Since PPIs were introduced, considerable progress has been made in the management of acid-related diseases. The average 24 hour intragastric pH following a single dose of dexlansoprazole MR was higher compared to a single dose of esomeprazole (58% vs 48%; P=0.0003). The most important difference was noted in the second half of the day, presumably due to the longer duration of action of dexlansoprazole MR.5

REFERENCES

  1. Goh KL, Choi MG, Hsu PI, et al. Pharmacological and Safety Profile of Dexlansoprazole: A New Proton Pump Inhibitor - Implications for Treatment of Gastroesophageal Reflux Disease in the Asia Pacific Region. J Neurogastroenterol Motil, 2016 Jul 30;22(3):355-66. doi: 10.5056/jnm15150. PMID: 26932927; PMCID: PMC4930293.
  2. Chiang HH, Wu DC, Hsu PI, et al. Taiwan Acid-Related Disease Study Group. Clinical efficacy of 60-mg dexlansoprazole and 40-mg esomeprazole after 24 weeks for the on-demand treatment of gastroesophageal reflux disease grades A and B: a prospective randomized trial. Drug Des Devel Ther, 2019 Apr 26;13:1347-1356. doi: 10.2147/DDDT.S193559. PMID: 31118571; PMCID: PMC6499145.

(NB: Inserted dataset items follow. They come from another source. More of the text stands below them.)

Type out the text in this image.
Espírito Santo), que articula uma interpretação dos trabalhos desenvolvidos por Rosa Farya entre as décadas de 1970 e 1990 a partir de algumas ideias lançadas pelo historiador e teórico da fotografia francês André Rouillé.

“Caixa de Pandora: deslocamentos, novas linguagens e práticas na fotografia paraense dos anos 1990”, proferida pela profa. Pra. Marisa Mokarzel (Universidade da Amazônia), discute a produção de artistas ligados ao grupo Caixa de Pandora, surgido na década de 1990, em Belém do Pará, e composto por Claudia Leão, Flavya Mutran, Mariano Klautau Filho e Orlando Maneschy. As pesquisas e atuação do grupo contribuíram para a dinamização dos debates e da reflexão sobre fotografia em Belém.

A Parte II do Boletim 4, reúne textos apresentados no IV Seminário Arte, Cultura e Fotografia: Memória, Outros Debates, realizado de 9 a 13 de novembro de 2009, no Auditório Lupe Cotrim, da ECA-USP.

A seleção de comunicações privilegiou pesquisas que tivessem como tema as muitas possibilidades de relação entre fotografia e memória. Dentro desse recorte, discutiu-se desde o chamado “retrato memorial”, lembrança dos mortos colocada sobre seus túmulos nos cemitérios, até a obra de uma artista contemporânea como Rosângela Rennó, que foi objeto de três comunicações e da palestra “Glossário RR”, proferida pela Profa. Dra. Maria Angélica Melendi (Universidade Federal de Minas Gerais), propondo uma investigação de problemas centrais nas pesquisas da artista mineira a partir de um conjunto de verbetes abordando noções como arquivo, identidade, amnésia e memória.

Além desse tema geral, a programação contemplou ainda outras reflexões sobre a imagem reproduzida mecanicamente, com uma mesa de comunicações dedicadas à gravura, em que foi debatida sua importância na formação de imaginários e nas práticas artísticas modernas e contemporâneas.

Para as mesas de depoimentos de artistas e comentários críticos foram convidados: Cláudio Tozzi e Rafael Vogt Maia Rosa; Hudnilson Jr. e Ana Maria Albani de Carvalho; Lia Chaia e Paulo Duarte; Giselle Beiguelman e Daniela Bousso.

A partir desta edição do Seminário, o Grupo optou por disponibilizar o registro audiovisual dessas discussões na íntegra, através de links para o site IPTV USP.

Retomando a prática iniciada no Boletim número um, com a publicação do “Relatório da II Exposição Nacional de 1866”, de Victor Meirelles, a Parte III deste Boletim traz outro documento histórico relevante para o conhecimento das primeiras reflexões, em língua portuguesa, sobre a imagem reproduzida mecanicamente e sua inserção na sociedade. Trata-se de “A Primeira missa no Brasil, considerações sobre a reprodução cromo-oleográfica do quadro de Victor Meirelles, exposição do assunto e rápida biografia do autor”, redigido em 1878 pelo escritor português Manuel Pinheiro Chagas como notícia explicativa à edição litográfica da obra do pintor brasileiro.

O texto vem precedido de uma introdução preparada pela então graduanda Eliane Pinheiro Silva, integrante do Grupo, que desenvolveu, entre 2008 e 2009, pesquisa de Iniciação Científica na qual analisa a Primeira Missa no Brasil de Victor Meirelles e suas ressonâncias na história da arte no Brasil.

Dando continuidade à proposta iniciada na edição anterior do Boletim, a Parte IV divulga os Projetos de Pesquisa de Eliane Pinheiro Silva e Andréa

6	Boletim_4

  3. Kukulka M, Eisenberg C, Nudurupati S. Comparator pH study to evaluate the single-dose pharmacodynamics of dual delayed-release dexlansoprazole 60 mg and delayed-release esomeprazole 40 mg. Clin Exp Gastroenterol, 2011;4:213-20. doi: 10.2147/CEG.S24063. Epub 2011 Sep 14. Erratum in: Clin Exp Gastroenterol. 2011;4:255. PMID: 22016582; PMCID: PMC3190289.
  4. Shin JM, Kim N. Pharmacokinetics and pharmacodynamics of the proton pump inhibitors. J Neurogastroenterol Motil, 2013 Jan;19(1):25-35. doi: 10.5056/jnm.2013.19.1.25. Epub 2013 Jan 8. PMID: 23350044; PMCID: PMC3548122.
  5. Frye JW, Peura DA.Managing gastroesophageal reflux disease - comparative efficacy and outcomes of dexlansoprazole MR. Ther Clin Risk Manag, 2015:30;11:1649-56. doi: 10.2147/TCRM.S66680. PMID: 26586949; PMCID: PMC4634831.